Create a small Python exercise that combines at least three ideas from Applied Machine Learning. Start with a tiny working version, test it, then improve it one step at a time.

  1. Choose three topics from this chapter.
  2. Write or adapt a small Python example using those topics.
  3. Predict the output before running the code.
  4. Test at least one different input.
  5. Write two sentences explaining what the program does and what you learned.

20 Questions & Answers

1. What is the main goal of Chapter 56?

The goal is to understand applied machine learning through small explanations, examples, and practice.

2. Should I memorize every command or method?

No.

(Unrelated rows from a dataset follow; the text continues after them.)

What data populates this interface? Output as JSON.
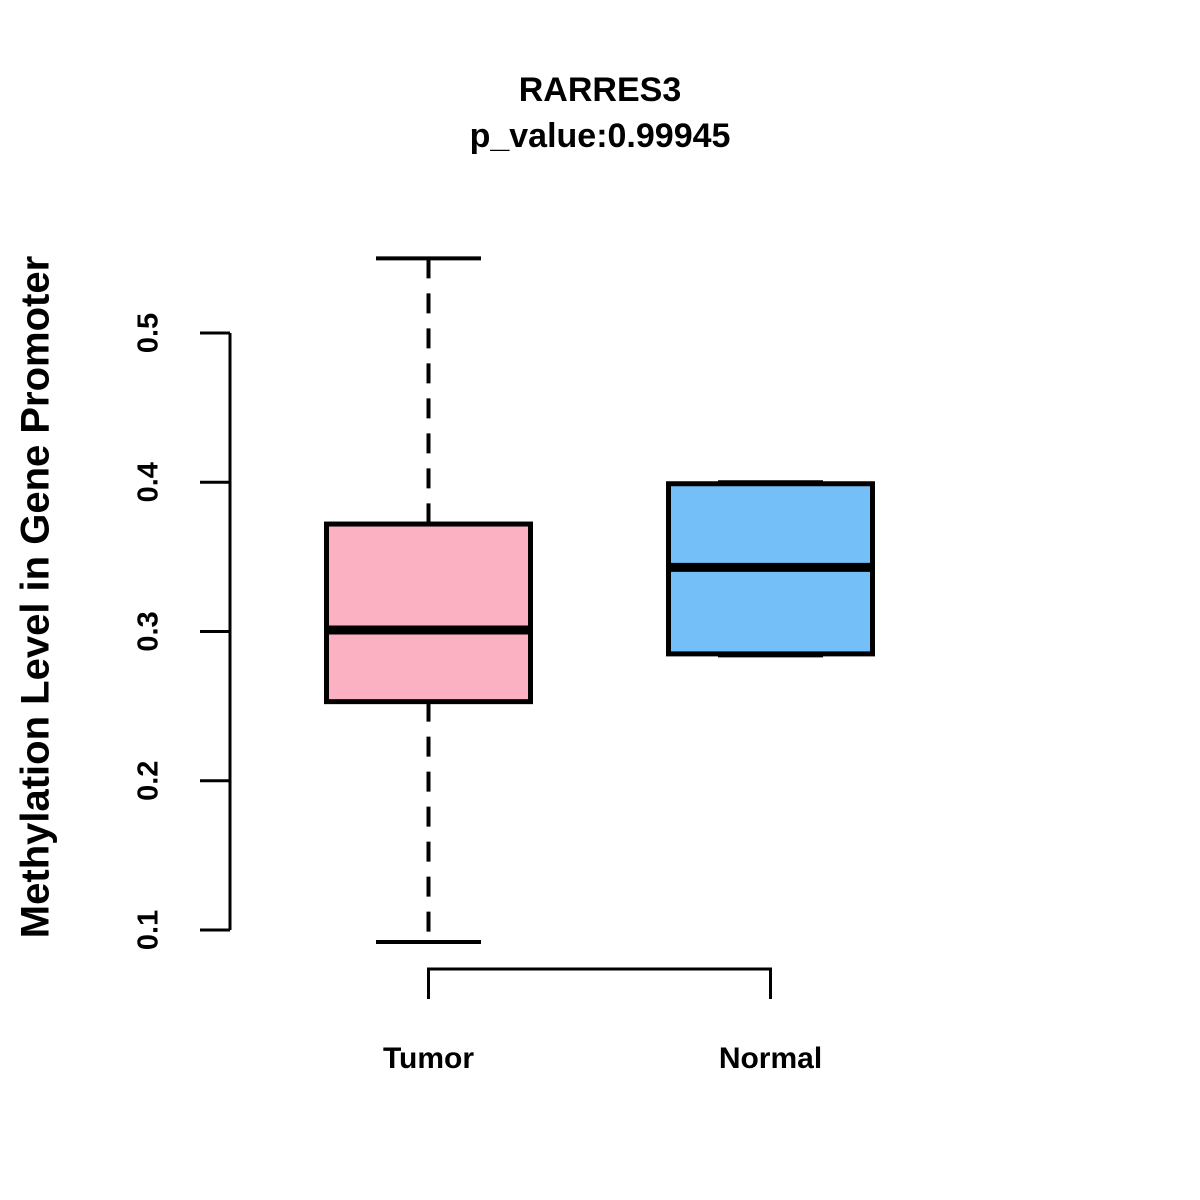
{
  "chart_data": {
    "type": "boxplot",
    "title": "RARRES3",
    "subtitle": "p_value:0.99945",
    "ylabel": "Methylation Level in Gene Promoter",
    "xlabel": "",
    "categories": [
      "Tumor",
      "Normal"
    ],
    "ytick_labels": [
      "0.5",
      "0.4",
      "0.3",
      "0.2",
      "0.1"
    ],
    "ylim": [
      0.08,
      0.56
    ],
    "grid": false,
    "legend": "none",
    "stroke_color": "#000000",
    "background_color": "#ffffff",
    "series": [
      {
        "name": "Tumor",
        "fill": "#FCB1C3",
        "min": 0.092,
        "q1": 0.253,
        "median": 0.301,
        "q3": 0.372,
        "max": 0.55,
        "whisker_style": "dashed"
      },
      {
        "name": "Normal",
        "fill": "#74BFF7",
        "min": 0.285,
        "q1": 0.285,
        "median": 0.343,
        "q3": 0.399,
        "max": 0.399,
        "whisker_style": "dashed"
      }
    ]
  }
}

Understand the pattern, practice the common form, and learn how to read documentation when you need exact details.

3. Why are the examples small?

Small examples isolate one idea at a time, which makes errors easier to understand and fix.

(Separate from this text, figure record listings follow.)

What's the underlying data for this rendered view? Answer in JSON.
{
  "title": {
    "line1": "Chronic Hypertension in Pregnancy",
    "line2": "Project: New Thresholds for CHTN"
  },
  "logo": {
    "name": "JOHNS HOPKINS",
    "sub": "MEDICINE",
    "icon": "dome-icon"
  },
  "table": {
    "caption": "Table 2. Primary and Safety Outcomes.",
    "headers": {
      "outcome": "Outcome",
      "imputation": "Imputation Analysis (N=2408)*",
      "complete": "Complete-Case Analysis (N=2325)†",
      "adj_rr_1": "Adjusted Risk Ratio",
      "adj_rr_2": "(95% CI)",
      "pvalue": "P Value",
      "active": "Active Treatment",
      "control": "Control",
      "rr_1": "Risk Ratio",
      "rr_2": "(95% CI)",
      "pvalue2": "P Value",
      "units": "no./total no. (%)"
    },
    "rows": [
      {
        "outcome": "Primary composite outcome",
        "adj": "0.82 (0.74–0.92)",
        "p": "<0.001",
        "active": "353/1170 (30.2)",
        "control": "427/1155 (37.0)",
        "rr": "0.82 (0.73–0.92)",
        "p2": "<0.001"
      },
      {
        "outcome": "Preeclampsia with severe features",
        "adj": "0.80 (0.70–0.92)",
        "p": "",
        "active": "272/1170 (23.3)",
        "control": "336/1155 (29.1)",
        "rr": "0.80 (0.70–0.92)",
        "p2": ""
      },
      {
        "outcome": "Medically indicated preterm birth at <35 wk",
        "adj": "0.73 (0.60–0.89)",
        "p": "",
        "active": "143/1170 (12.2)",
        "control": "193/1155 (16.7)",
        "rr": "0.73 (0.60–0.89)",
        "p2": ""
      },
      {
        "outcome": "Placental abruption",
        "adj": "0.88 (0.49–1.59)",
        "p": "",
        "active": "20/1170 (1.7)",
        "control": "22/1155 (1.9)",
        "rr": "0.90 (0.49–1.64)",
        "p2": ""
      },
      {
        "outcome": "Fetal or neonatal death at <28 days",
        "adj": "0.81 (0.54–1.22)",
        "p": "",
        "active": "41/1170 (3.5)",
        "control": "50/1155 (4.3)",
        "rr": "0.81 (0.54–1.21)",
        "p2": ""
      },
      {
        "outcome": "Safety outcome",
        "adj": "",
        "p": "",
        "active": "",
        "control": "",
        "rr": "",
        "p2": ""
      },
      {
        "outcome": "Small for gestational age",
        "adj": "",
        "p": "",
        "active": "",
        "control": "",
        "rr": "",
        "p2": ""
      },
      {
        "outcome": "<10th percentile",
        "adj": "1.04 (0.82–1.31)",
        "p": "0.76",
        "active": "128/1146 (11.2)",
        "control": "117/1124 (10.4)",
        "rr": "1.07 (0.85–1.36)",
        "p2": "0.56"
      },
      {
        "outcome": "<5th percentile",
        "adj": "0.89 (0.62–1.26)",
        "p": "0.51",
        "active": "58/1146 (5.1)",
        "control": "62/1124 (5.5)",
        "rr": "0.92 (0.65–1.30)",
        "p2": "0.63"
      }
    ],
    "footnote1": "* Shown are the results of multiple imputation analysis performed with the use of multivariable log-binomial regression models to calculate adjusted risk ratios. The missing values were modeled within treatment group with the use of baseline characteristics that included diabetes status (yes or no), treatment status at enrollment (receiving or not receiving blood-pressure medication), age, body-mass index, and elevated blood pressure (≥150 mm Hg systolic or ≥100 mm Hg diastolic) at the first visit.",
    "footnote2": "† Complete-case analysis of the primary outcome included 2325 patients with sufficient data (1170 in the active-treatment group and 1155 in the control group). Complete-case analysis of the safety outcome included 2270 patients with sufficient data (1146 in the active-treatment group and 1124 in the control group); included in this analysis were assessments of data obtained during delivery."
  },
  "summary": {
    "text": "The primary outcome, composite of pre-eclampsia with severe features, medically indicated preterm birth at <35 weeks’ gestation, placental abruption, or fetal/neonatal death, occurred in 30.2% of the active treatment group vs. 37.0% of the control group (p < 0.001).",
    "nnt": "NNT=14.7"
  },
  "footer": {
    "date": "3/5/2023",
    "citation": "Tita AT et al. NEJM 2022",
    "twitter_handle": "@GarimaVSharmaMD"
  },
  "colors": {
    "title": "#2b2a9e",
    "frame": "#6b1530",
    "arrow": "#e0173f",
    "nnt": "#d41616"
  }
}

4. What should I do when an example gives an error?

Read the last part of the traceback, check spelling and indentation, confirm the required package or file exists, and compare the input types with what the operation expects.

5. Why should I predict output before running code?

Prediction forces you to reason about the program instead of only copying it.

6. What should I remember about Data Preparation?

Remember its beginner meaning, the problem it helps solve, the shape of a small example, and one common situation where it is appropriate.

7. What should I remember about Feature Selection?

Remember its beginner meaning, the problem it helps solve, the shape of a small example, and one common situation where it is appropriate.

8. What should I remember about Feature Engineering?

Remember its beginner meaning, the problem it helps solve, the shape of a small example, and one common situation where it is appropriate.

9. What should I remember about Train/Test Splitting?

Remember its beginner meaning, the problem it helps solve, the shape of a small example, and one common situation where it is appropriate.

10. What should I remember about Cross-Validation?

Remember its beginner meaning, the problem it helps solve, the shape of a small example, and one common situation where it is appropriate.

11. What should I remember about Regression Models?

Remember its beginner meaning, the problem it helps solve, the shape of a small example, and one common situation where it is appropriate.

12. What should I remember about Classification Models?

Remember its beginner meaning, the problem it helps solve, the shape of a small example, and one common situation where it is appropriate.

13. What should I remember about Tree-Based Models?

Remember its beginner meaning, the problem it helps solve, the shape of a small example, and one common situation where it is appropriate.

14. What should I remember about Clustering Models?

Remember its beginner meaning, the problem it helps solve, the shape of a small example, and one common situation where it is appropriate.

15. What should I remember about Model Metrics?

Remember its beginner meaning, the problem it helps solve, the shape of a small example, and one common situation where it is appropriate.

16. What should I remember about Overfitting?

Remember its beginner meaning, the problem it helps solve, the shape of a small example, and one common situation where it is appropriate.

17. What should I remember about Underfitting?

Remember its beginner meaning, the problem it helps solve, the shape of a small example, and one common situation where it is appropriate.

18. What should I remember about Hyperparameters?

Remember its beginner meaning, the problem it helps solve, the shape of a small example, and one common situation where it is appropriate.

19. What should I remember about Model Pipelines?

Remember its beginner meaning, the problem it helps solve, the shape of a small example, and one common situation where it is appropriate.

20. What should I remember about End-to-End ML Project?

Remember its beginner meaning, the problem it helps solve, the shape of a small example, and one common situation where it is appropriate.